MERLIN. – […] J'apportais un billet de sa part à Monsieur le Comte.
MADAME ARGANTE. – Un billet à Monsieur le Comte ?
MERLIN. – Oui, Madame ; mais je vais dire à ma Maîtresse que je ne l'ai point
trouvé, et que j'ai eu seulement l'honneur de faire la révérence à Madame sa
grand'mère.
MADAME ARGANTE. – Comment, grand'mère, grand'mère, moi, moi,
grand'mère ! Mais voyez un peu cet insolent ? Est‑ce que j'ai l'air d'une
grand'mère ?
LISETTE. – On ne peut pas se méprendre plus grossièrement.
MADAME ARGANTE. – Il semble que tout soit fait aujourd'hui pour me
désespérer.
LISETTE. – Que vous est-il donc arrivé ?
MADAME ARGANTE. – Je viens de rencontrer le petit Comte dans un carrosse.
LISETTE. – Hé bien, Madame.
MADAME ARGANTE. – Mon coquin de fils était avec lui.
LISETTE. – Quoi, Madame ! Est‑ce qu'ils se connaissent ?

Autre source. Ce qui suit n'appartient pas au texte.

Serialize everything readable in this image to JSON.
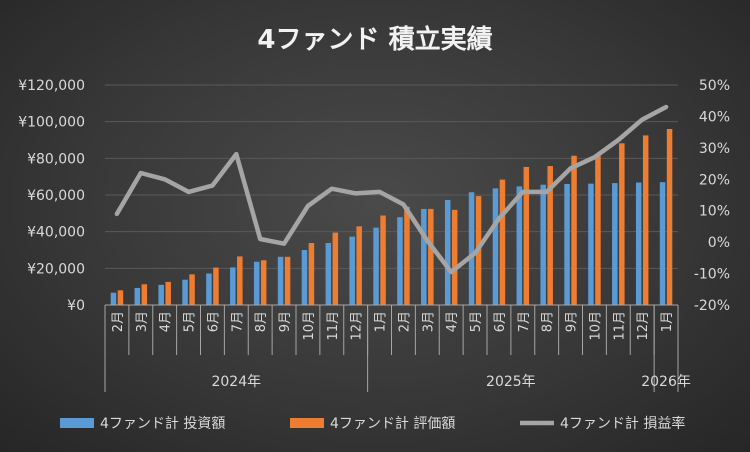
{
  "chart_data": {
    "type": "bar",
    "title": "4ファンド 積立実績",
    "categories": [
      "2月",
      "3月",
      "4月",
      "5月",
      "6月",
      "7月",
      "8月",
      "9月",
      "10月",
      "11月",
      "12月",
      "1月",
      "2月",
      "3月",
      "4月",
      "5月",
      "6月",
      "7月",
      "8月",
      "9月",
      "10月",
      "11月",
      "12月",
      "1月"
    ],
    "years": [
      {
        "label": "2024年",
        "months": 11
      },
      {
        "label": "2025年",
        "months": 12
      },
      {
        "label": "2026年",
        "months": 1
      }
    ],
    "series": [
      {
        "name": "4ファンド計 投資額",
        "type": "bar",
        "axis": "left",
        "color": "#5b9bd5",
        "values": [
          6700,
          9300,
          11000,
          13800,
          17200,
          20500,
          23600,
          26300,
          30000,
          33800,
          37300,
          42200,
          47900,
          52400,
          57300,
          61500,
          63600,
          64700,
          65600,
          66000,
          66200,
          66500,
          66800,
          67000
        ]
      },
      {
        "name": "4ファンド計 評価額",
        "type": "bar",
        "axis": "left",
        "color": "#ed7d31",
        "values": [
          8000,
          11300,
          12600,
          16700,
          20400,
          26500,
          24400,
          26300,
          33800,
          39500,
          42900,
          48800,
          53600,
          52400,
          51900,
          59400,
          68400,
          75300,
          75800,
          81400,
          81500,
          88200,
          92500,
          96000
        ]
      },
      {
        "name": "4ファンド計 損益率",
        "type": "line",
        "axis": "right",
        "color": "#a5a5a5",
        "values": [
          0.09,
          0.22,
          0.2,
          0.16,
          0.18,
          0.28,
          0.01,
          -0.005,
          0.115,
          0.17,
          0.155,
          0.16,
          0.12,
          0.005,
          -0.095,
          -0.035,
          0.075,
          0.16,
          0.16,
          0.235,
          0.27,
          0.325,
          0.39,
          0.43
        ]
      }
    ],
    "y_left": {
      "min": 0,
      "max": 120000,
      "step": 20000,
      "tick_labels": [
        "¥0",
        "¥20,000",
        "¥40,000",
        "¥60,000",
        "¥80,000",
        "¥100,000",
        "¥120,000"
      ]
    },
    "y_right": {
      "min": -0.2,
      "max": 0.5,
      "step": 0.1,
      "tick_labels": [
        "-20%",
        "-10%",
        "0%",
        "10%",
        "20%",
        "30%",
        "40%",
        "50%"
      ]
    },
    "grid": true,
    "legend_position": "bottom"
  }
}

MADAME ARGANTE. – Je ne crois pas ; mais Éraste aura su que nous nous
aimons, il lui va faire cent sots contes de moi1.
LISETTE. – Oh, Madame ! Il a trop de respect.
MADAME ARGANTE. – Lui, du respect ! C'est un petit dénaturé qui ne veut
pas que je me marie.
LISETTE. – Le petit ridicule !
MADAME ARGANTE. – Il porte exprès des perruques brunes2, et il dit partout
qu'il a trente‑cinq ans, pour m'empêcher de paraître aussi jeune que je le suis.
LISETTE. – Le méchant esprit ! Il n'en a pas encore vingt, je gage.
MADAME ARGANTE. – Assurément il ne les a pas ; et quand je le fis, j'étais si
jeune, si jeune, que c'est un miracle que je l'aie fait. […] Je me vengerai de son
ingratitude, et je veux me dépêcher de devenir Comtesse.
LISETTE. – Vous ne sauriez prendre un meilleur parti.
MADAME ARGANTE. – Tout ce qui m'inquiète, c'est que ce petit Comte
est bien joli homme ; et les jolis gens aujourd'hui sont rarement sans beaucoup
d'intrigues.
LISETTE. – Et quand il en aurait, Madame, il ne devrait vous en paraître que
plus aimable. De bonne foi, vous accommoderiez‑vous d'un amant qui n'aurait
aucun sacrifice à vous faire ?
MADAME ARGANTE. – Non ; mais, je ne voudrais point un mari qui me
sacrifiât à ses maîtresses.
LISETTE. – Ma foi, Madame, je répondrais bien3 de celui‑ci, et je mettrais ma
main au feu qu'il ne vous fera jamais d'infidélité.
La mode, pour les jeunes hommes (riches), était alors aux
perruques blondes, par opposition aux « honnêtes bourgeois », qui portaient des perruques brunes.